Though this project is going to involve a lot a work, I have high hopes, and I can’t wait to share this opportunity with my students.
Elizabeth Anderson’s new book, Private Government: How Employers Rule Our Lives (and Why We Don’t Talk about It), was even more of an eye-opener for me than her last one (The Imperative of Integration). In her latest book, Anderson defends answers two main questions: (a) “why do we talk as if workers are free at work, and that the only threats to individual liberty come from the state? (xx)” and (b) how could we talk differently about the ways that employers constrain workers, potentially helping restructure workplaces to better serve the interests of workers?
In answering those questions, Anderson critiques the ideology that undergirds the dictatorial control that many employers exert over their employees, both on and off the job. In doing so, she carefully analyzes the historical context in which that ideology arose and explains why that ideology (which appeared to be rational prior to the Industrial Revolution) cannot be defended in the world as we now know it. The book also includes critical comments from two historians, a philosopher, and an economist, as well as Anderson’s responses to them, which I found very useful.
While reading it, I couldn’t help but think back on Richard Wolff’s Democracy at Work: A Cure for Capitalism, another excellent book about how workers could have more say in their working conditions, and the many benefits that could be gained from structuring workplaces as democracies. I particularly appreciated the clarity with which Wolff explains distinctions between various kinds of capitalisms and socialisms, which are easy to mix up (and often are mixed up).
While you are at it, or if you want something on the lighter side that engages with similar ideas, why not try The Wisdom of Crowds, by James Surowiecki?

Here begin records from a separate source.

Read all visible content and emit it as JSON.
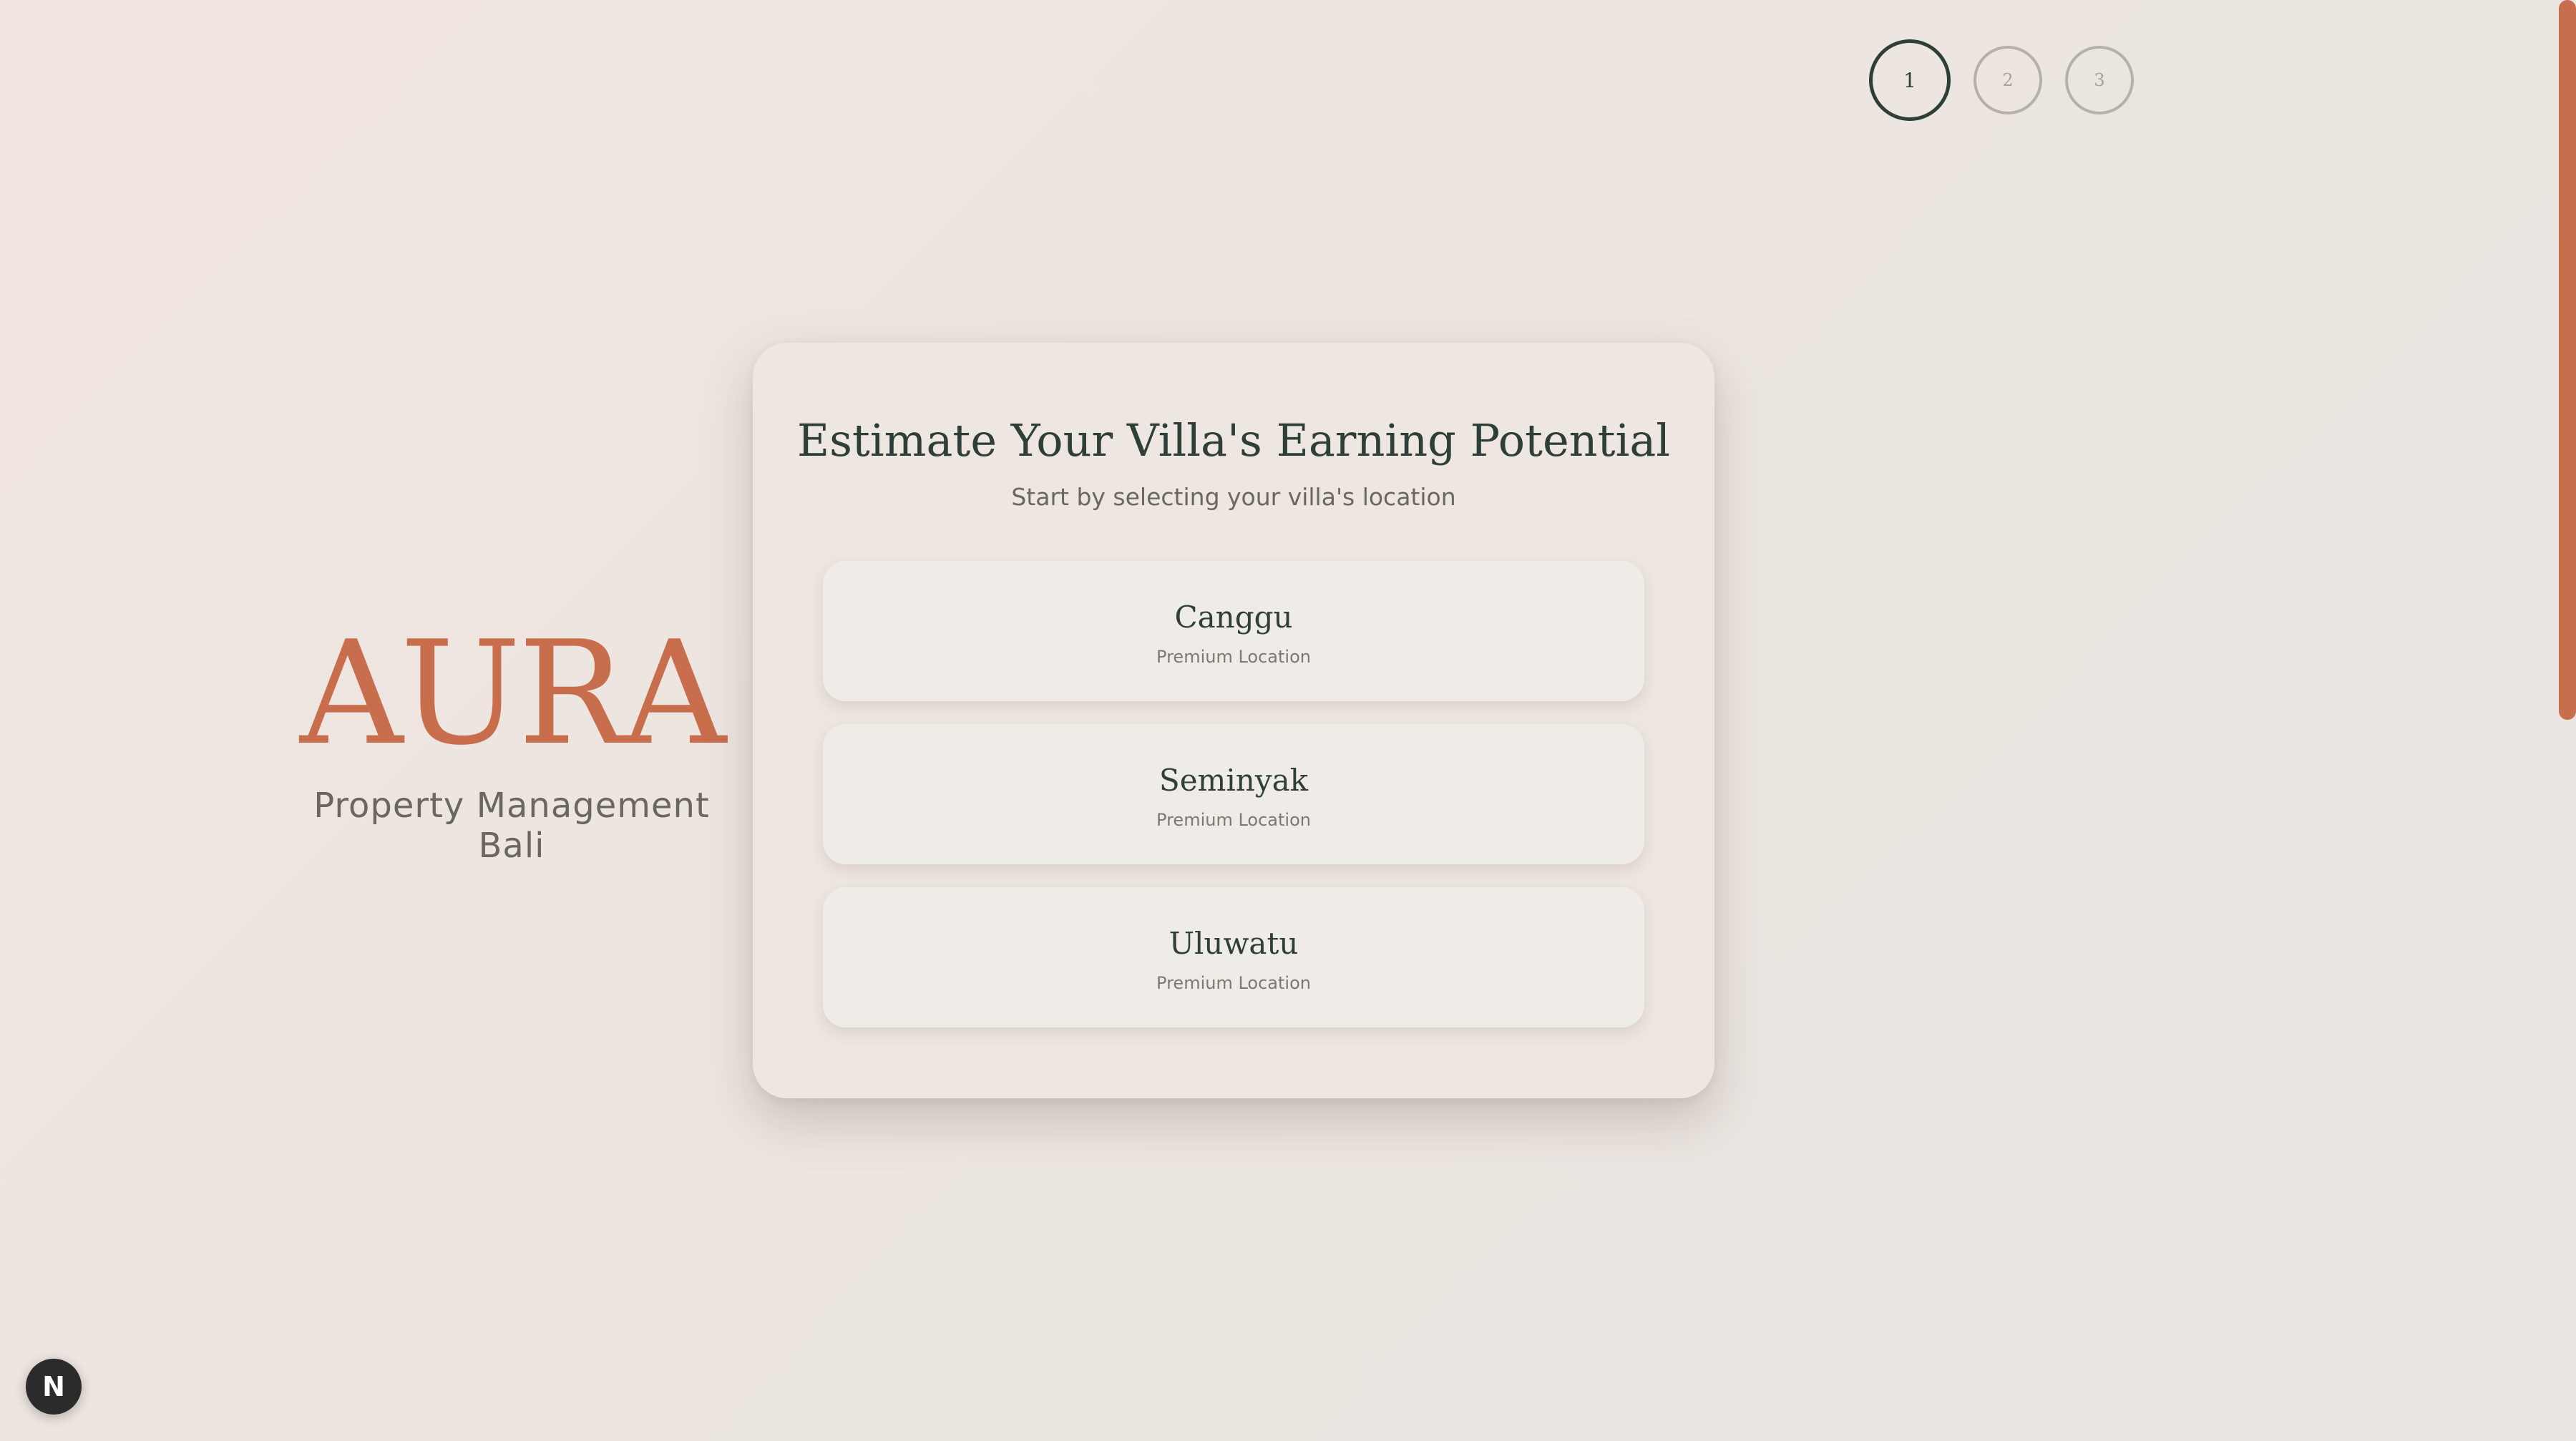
{
  "stepper": {
    "steps": [
      {
        "label": "1",
        "state": "active"
      },
      {
        "label": "2",
        "state": "inactive"
      },
      {
        "label": "3",
        "state": "inactive"
      }
    ]
  },
  "brand": {
    "name": "AURA",
    "tagline": "Property Management Bali"
  },
  "card": {
    "title": "Estimate Your Villa's Earning Potential",
    "subtitle": "Start by selecting your villa's location",
    "options": [
      {
        "name": "Canggu",
        "description": "Premium Location"
      },
      {
        "name": "Seminyak",
        "description": "Premium Location"
      },
      {
        "name": "Uluwatu",
        "description": "Premium Location"
      }
    ]
  },
  "dev_badge": {
    "label": "N"
  },
  "colors": {
    "accent": "#c96e4c",
    "primary_text": "#2e3f37",
    "muted_text": "#6a6660"
  }
}
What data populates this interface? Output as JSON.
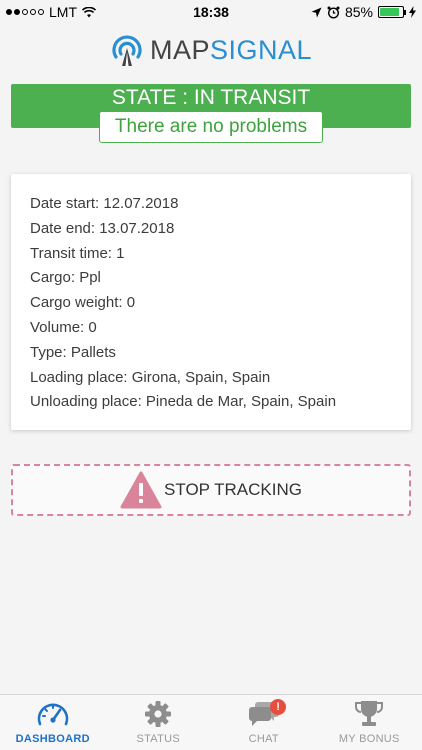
{
  "status_bar": {
    "carrier": "LMT",
    "time": "18:38",
    "battery": "85%",
    "battery_level": 0.85
  },
  "logo": {
    "part1": "MAP",
    "part2": "SIGNAL"
  },
  "state": {
    "title": "STATE : IN TRANSIT",
    "message": "There are no problems"
  },
  "info": {
    "lines": [
      "Date start: 12.07.2018",
      "Date end: 13.07.2018",
      "Transit time: 1",
      "Cargo: Ppl",
      "Cargo weight: 0",
      "Volume: 0",
      "Type: Pallets",
      "Loading place: Girona, Spain, Spain",
      "Unloading place: Pineda de Mar, Spain, Spain"
    ]
  },
  "stop_button": {
    "label": "STOP TRACKING"
  },
  "tabs": [
    {
      "label": "DASHBOARD",
      "icon": "speedometer-icon",
      "active": true
    },
    {
      "label": "STATUS",
      "icon": "gear-icon"
    },
    {
      "label": "CHAT",
      "icon": "chat-icon",
      "badge": "!"
    },
    {
      "label": "MY BONUS",
      "icon": "trophy-icon"
    }
  ],
  "colors": {
    "green": "#4caf50",
    "blue": "#1f72c6",
    "dashed_pink": "#d9849b",
    "badge_red": "#e74c3c"
  }
}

Minimizing Marriage: Marriage, Morality, and the Law, by Elizabeth Brake, is a thoughtful, respectful investigation of the moral and legal status of marriage as it actually exists and as it could exist in a more ideal society.
Brake argues forcefully that current marriage practices privilege amatonormative relationships (those between monogamous sexual pairs) in ways that unjustly discriminate against other caring relationships (like friendships and relationships between people who live together without sexual/romantic intimacy) and thus that we ought to extend marriage rights to a wider range of voluntary relationships between consenting, caring adults.
I couldn’t agree more. I wish I had written this book, but thankfully Brake already has, and has done so more skillfully than I ever could. Now I just hope that more and more people read it.
I’m thrilled to say that on January 21st, I’ll be joining what will likely be hundreds of thousands of others for the Women’s March on Washington. There is something amazing about the experience of publicly and collectively expressing what you value most deeply; I always look forward to opportunities to do that.
But on this occasion, I’m especially thankful that I’ll be meeting up with personal friends of mine who will be coming from various places across the country. While we are different in terms of gender, race, age, religion, socio-economic status, sexual orientation, political commitments, professions, and in all sorts of other ways, we all share a commitment to transforming our communities into ones in which the rights, dignity, and safety of all are protected and respected.
I hope you’ll join us in spirit, if not physically at one of the sister marches nearest you.